Mujica-Mota R E, Roberts M, Abel G, Elliott M, Lyratzopoulos G, Roland M, Campbell J
Institute of Health Research, University of Exeter Medical School, Salmon Pool Lane, Exeter, EX2 4SG, UK,
Qual Life Res. 2015 Apr;24(4):909-18. doi: 10.1007/s11136-014-0820-7. Epub 2014 Oct 26.
There is limited evidence about the impact of specific patterns of multi-morbidity on health-related quality of life (HRQoL) from large samples of adult subjects.
We used data from the English General Practice Patient Survey 2011-2012. We defined multi-morbidity as the presence of two or more of 12 self-reported conditions or another (unspecified) long-term health problem. We investigated differences in HRQoL (EQ-5D scores) associated with combinations of these conditions after adjusting for age, gender, ethnicity, socio-economic deprivation and the presence of a recent illness or injury. Analyses were based on 831,537 responses from patients aged 18 years or older in 8,254 primary care practices in England.

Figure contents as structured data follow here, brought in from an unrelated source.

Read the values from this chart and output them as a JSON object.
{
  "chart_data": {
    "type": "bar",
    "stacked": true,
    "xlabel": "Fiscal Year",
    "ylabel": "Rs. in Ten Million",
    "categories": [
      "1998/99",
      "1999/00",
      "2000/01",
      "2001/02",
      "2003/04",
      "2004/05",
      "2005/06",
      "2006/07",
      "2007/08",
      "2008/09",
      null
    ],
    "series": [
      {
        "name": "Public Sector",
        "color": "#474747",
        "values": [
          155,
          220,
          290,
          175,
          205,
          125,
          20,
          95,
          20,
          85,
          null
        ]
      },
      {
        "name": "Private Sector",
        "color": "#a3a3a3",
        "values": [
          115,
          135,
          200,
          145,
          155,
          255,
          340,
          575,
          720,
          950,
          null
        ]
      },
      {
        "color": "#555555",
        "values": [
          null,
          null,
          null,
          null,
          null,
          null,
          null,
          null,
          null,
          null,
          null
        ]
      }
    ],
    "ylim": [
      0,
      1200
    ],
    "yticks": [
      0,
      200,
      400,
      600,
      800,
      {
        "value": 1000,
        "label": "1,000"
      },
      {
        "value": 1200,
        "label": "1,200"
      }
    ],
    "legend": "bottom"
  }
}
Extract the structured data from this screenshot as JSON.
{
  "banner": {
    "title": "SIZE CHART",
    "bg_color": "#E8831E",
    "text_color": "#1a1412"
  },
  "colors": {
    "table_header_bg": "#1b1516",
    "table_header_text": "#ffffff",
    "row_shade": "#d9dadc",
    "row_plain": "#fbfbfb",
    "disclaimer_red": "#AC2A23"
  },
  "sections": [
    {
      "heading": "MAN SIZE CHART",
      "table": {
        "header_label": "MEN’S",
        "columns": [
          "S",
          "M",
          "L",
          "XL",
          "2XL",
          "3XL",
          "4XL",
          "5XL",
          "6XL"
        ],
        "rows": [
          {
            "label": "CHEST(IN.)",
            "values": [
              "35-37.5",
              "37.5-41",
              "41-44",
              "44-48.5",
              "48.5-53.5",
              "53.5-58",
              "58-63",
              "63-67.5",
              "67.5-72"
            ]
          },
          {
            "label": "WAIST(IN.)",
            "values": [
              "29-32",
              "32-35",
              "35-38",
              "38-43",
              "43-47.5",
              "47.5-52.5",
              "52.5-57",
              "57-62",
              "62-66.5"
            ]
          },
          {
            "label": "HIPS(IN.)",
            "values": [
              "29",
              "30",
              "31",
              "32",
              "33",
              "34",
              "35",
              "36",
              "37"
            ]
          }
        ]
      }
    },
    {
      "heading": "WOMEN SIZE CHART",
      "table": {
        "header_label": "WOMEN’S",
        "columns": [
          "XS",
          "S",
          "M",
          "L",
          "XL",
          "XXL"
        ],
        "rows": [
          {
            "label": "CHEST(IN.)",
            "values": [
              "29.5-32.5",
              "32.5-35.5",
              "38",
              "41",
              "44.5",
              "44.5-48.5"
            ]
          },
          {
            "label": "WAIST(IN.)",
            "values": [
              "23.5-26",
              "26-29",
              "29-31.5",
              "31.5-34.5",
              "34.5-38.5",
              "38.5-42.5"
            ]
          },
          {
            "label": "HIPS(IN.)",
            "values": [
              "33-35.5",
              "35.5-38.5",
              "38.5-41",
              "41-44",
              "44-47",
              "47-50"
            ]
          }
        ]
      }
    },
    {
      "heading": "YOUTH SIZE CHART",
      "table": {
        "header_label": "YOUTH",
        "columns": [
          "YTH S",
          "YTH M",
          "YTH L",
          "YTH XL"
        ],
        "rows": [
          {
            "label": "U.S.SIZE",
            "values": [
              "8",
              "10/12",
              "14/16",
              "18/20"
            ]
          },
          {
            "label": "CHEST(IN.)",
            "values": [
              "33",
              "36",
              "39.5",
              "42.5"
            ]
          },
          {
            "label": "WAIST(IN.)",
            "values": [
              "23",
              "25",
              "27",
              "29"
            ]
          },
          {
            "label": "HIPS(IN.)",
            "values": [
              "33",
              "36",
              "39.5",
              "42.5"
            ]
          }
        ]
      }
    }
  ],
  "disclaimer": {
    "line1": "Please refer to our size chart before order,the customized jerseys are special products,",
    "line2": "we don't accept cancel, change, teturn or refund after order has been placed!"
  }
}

Of respondents, 23 % reported two or more chronic conditions (ranging from 7 % of those under 45 years of age to 51 % of those 65 years or older). Multi-morbidity was more common among women, White individuals and respondents from socio-economically deprived areas. Neurological problems, mental health problems, arthritis and long-term back problem were associated with the greatest HRQoL deficits. The presence of three or more conditions was commonly associated with greater reduction in quality of life than that implied by the sum of the differences associated with the individual conditions. The decline in quality of life associated with an additional condition in people with two and three physical conditions was less for older people than for younger people. Multi-morbidity was associated with a substantially worse HRQoL in diabetes than in other long-term conditions. With the exception of neurological conditions, the presence of a comorbid mental health problem had a more adverse effect on HRQoL than any single comorbid physical condition.
Patients with multi-morbid diabetes, arthritis, neurological, or long-term mental health problems have significantly lower quality of life than other people. People with long-term health conditions require integrated mental and physical healthcare services.
关于特定多种疾病模式对成年受试者大样本健康相关生活质量(HRQoL)影响的证据有限。
我们使用了2011 - 2012年英国全科医疗患者调查的数据。我们将多种疾病定义为存在12种自我报告疾病中的两种或更多种,或另一种(未明确说明的)长期健康问题。在调整年龄、性别、种族、社会经济剥夺以及近期疾病或损伤的存在情况后,我们调查了与这些疾病组合相关的HRQoL(EQ - 5D评分)差异。分析基于英格兰8254家初级医疗诊所中18岁及以上患者的831537份回复。
在受访者中,23%报告患有两种或更多慢性疾病(45岁以下人群中为7%,65岁及以上人群中为51%)。多种疾病在女性、白人个体以及社会经济贫困地区的受访者中更为常见。神经问题、心理健康问题、关节炎和长期背部问题与最大的HRQoL缺陷相关。三种或更多疾病的存在通常与生活质量的更大降低相关,其降低程度大于与个体疾病相关差异之和所暗示的程度。在患有两种和三种身体疾病的人群中,与额外一种疾病相关的生活质量下降在老年人中比在年轻人中要小。与其他长期疾病相比,多种疾病在糖尿病患者中与更差的HRQoL显著相关。除神经疾病外,共病心理健康问题对HRQoL的不利影响比任何单一共病身体疾病都更大。
患有多种疾病的糖尿病、关节炎、神经或长期心理健康问题患者的生活质量明显低于其他人。患有长期健康问题的人需要综合的身心医疗服务。